Приехал я в португальскую столицу с таким расчетом, чтобы сначала встретиться с хозяевами. Португальцы по традиции хорошо ориентировались в происходящем. Как-никак до миллиона португальцев оставалось еще на Юге Африки, в том числе те сотни тысяч, которые в 1975-76 годах покинули Анголу, когда она стала независимой. Информация португальских коллег всегда была интересной. Забегая вперед скажу, что недаром с 1992 года и до сих пор действует, хотя и эпизодически, так называемая тройка (Португалия, США, Россия) по внутриангольскому урегулированию.

Вместе с послом СССР Валентином Петровичем Касаткиным (по утрам, до работы, мы успевали сыграть с ним пару сетов в теннис) беседовали мы с Госсекретарем по иностранным делам Португалии Ж. М. Дурау Баррозу, собеседником и приятным, и содержательным. Я повторил спой излюбленный тезис: Советский Союз примет то, что и конечном счете устроит наших друзей. Более того, мы лаже готовы гарантировать будущие договоренности. То, что мы предлагали себя в гаранты, было неплохим нашим козырем: еще только начались переговоры, а мы демонстрировали нашу уверенность в их благоприятном исходе. Да и сама постановка вопроса о гарантиях была важным компонентом будущей конструкции. Не случайно, уже через два месяца участники переговоров обратились к постоянным членам Совета Безопасности, т. е. и к Советскому Союзу, с просьбой о гарантиях. Отметил я в очередной раз различие в международно-правовом и в практическом ракурсах: ЮАР в соответствии с первым должна уйти из Намибии без всяких условий, но если Ангола и Куба фактически обсуждают с ЮАР и США график вывода кубинских войск — это их право. Раз кубинские войска прибыли в Анголу по приглашению законного правительства страны, две страны могут решить вопрос об их дальнейшей судьбе. Но в каком виде предстает ЮАР, если ее президент устраивает смотр своим войскам, незаконно находящимся за сотни километров от собственной границы, посещает штаб-квартиру мятежной УНИТА. И все это под предлогом необходимости остановить «русскую агрессию».

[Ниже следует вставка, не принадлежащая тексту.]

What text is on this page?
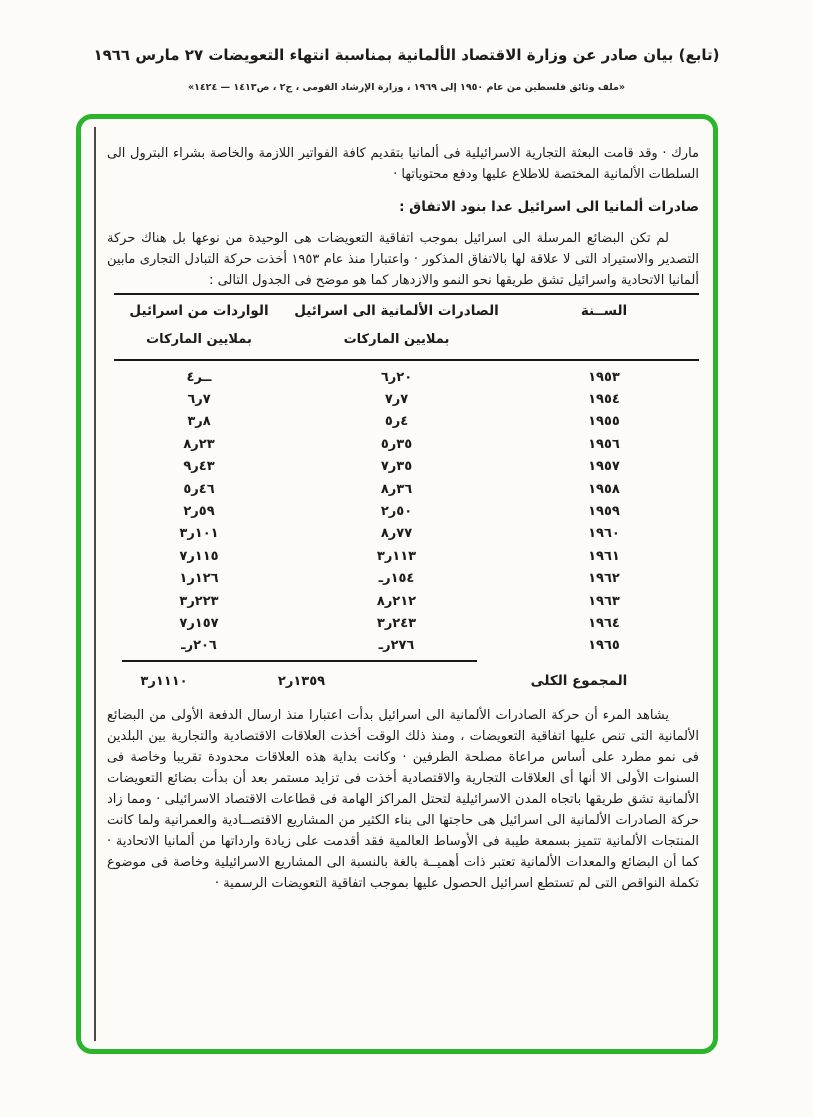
(تابع) بيان صادر عن وزارة الاقتصاد الألمانية بمناسبة انتهاء التعويضات ٢٧ مارس ١٩٦٦
«ملف وثائق فلسطين من عام ١٩٥٠ إلى ١٩٦٩ ، وزارة الإرشاد القومى ، ج٢ ، ص١٤١٣ — ١٤٢٤»

مارك · وقد قامت البعثة التجارية الاسرائيلية فى ألمانيا بتقديم كافة الفواتير اللازمة والخاصة بشراء البترول الى السلطات الألمانية المختصة للاطلاع عليها ودفع محتوياتها ·

صادرات ألمانيا الى اسرائيل عدا بنود الاتفاق :

لم تكن البضائع المرسلة الى اسرائيل بموجب اتفاقية التعويضات هى الوحيدة من نوعها بل هناك حركة التصدير والاستيراد التى لا علاقة لها بالاتفاق المذكور · واعتبارا منذ عام ١٩٥٣ أخذت حركة التبادل التجارى مابين ألمانيا الاتحادية واسرائيل تشق طريقها نحو النمو والازدهار كما هو موضح فى الجدول التالى :

الســنة
الصادرات الألمانية الى اسرائيل
بملايين الماركات
الواردات من اسرائيل
بملايين الماركات
١٩٥٣
٢٠ر٦
ــر٤
١٩٥٤
٧ر٧
٧ر٦
١٩٥٥
٤ر٥
٨ر٣
١٩٥٦
٣٥ر٥
٢٣ر٨
١٩٥٧
٣٥ر٧
٤٣ر٩
١٩٥٨
٣٦ر٨
٤٦ر٥
١٩٥٩
٥٠ر٢
٥٩ر٢
١٩٦٠
٧٧ر٨
١٠١ر٣
١٩٦١
١١٣ر٣
١١٥ر٧
١٩٦٢
١٥٤رـ
١٢٦ر١
١٩٦٣
٢١٢ر٨
٢٢٣ر٣
١٩٦٤
٢٤٣ر٣
١٥٧ر٧
١٩٦٥
٢٧٦رـ
٢٠٦رـ
المجموع الكلى
١٣٥٩ر٢
١١١٠ر٣

يشاهد المرء أن حركة الصادرات الألمانية الى اسرائيل بدأت اعتبارا منذ ارسال الدفعة الأولى من البضائع الألمانية التى تنص عليها اتفاقية التعويضات ، ومنذ ذلك الوقت أخذت العلاقات الاقتصادية والتجارية بين البلدين فى نمو مطرد على أساس مراعاة مصلحة الطرفين · وكانت بداية هذه العلاقات محدودة تقريبا وخاصة فى السنوات الأولى الا أنها أى العلاقات التجارية والاقتصادية أخذت فى تزايد مستمر بعد أن بدأت بضائع التعويضات الألمانية تشق طريقها باتجاه المدن الاسرائيلية لتحتل المراكز الهامة فى قطاعات الاقتصاد الاسرائيلى · ومما زاد حركة الصادرات الألمانية الى اسرائيل هى حاجتها الى بناء الكثير من المشاريع الاقتصــادية والعمرانية ولما كانت المنتجات الألمانية تتميز بسمعة طيبة فى الأوساط العالمية فقد أقدمت على زيادة وارداتها من ألمانيا الاتحادية · كما أن البضائع والمعدات الألمانية تعتبر ذات أهميــة بالغة بالنسبة الى المشاريع الاسرائيلية وخاصة فى موضوع تكملة النواقص التى لم تستطع اسرائيل الحصول عليها بموجب اتفاقية التعويضات الرسمية ·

«Как СССР относится к контактам между ЮАР и Анголой?» — спрашивают португальцы. «Мы не против. Ангола — суверенное государство, ей самой решать, с кем иметь дело. Лишь бы не дали себя обыграть», — отвечаю я. Мы далеки от того, чтобы считать подходы ЮАР и США полностью совпадающими. Но и общего между нами немало. Наша военная поддержка прифронтовых государств, а она почти вся идет в долг, — одно из средств образумить южноафриканских националистов, показать, что политическое урегулирование в их интересах. Мы не против ЮАР как таковой, в свое время наши симпатии были на стороне буров. Не подогреваем мы и националистические страсти некоторой части черного населения. Против чего возражает Советский Союз — так это политика Претории. В ее же интересах изменить ее, — говорил я в надежде, что это будет передано юаровцам. Так это обычно и происходило.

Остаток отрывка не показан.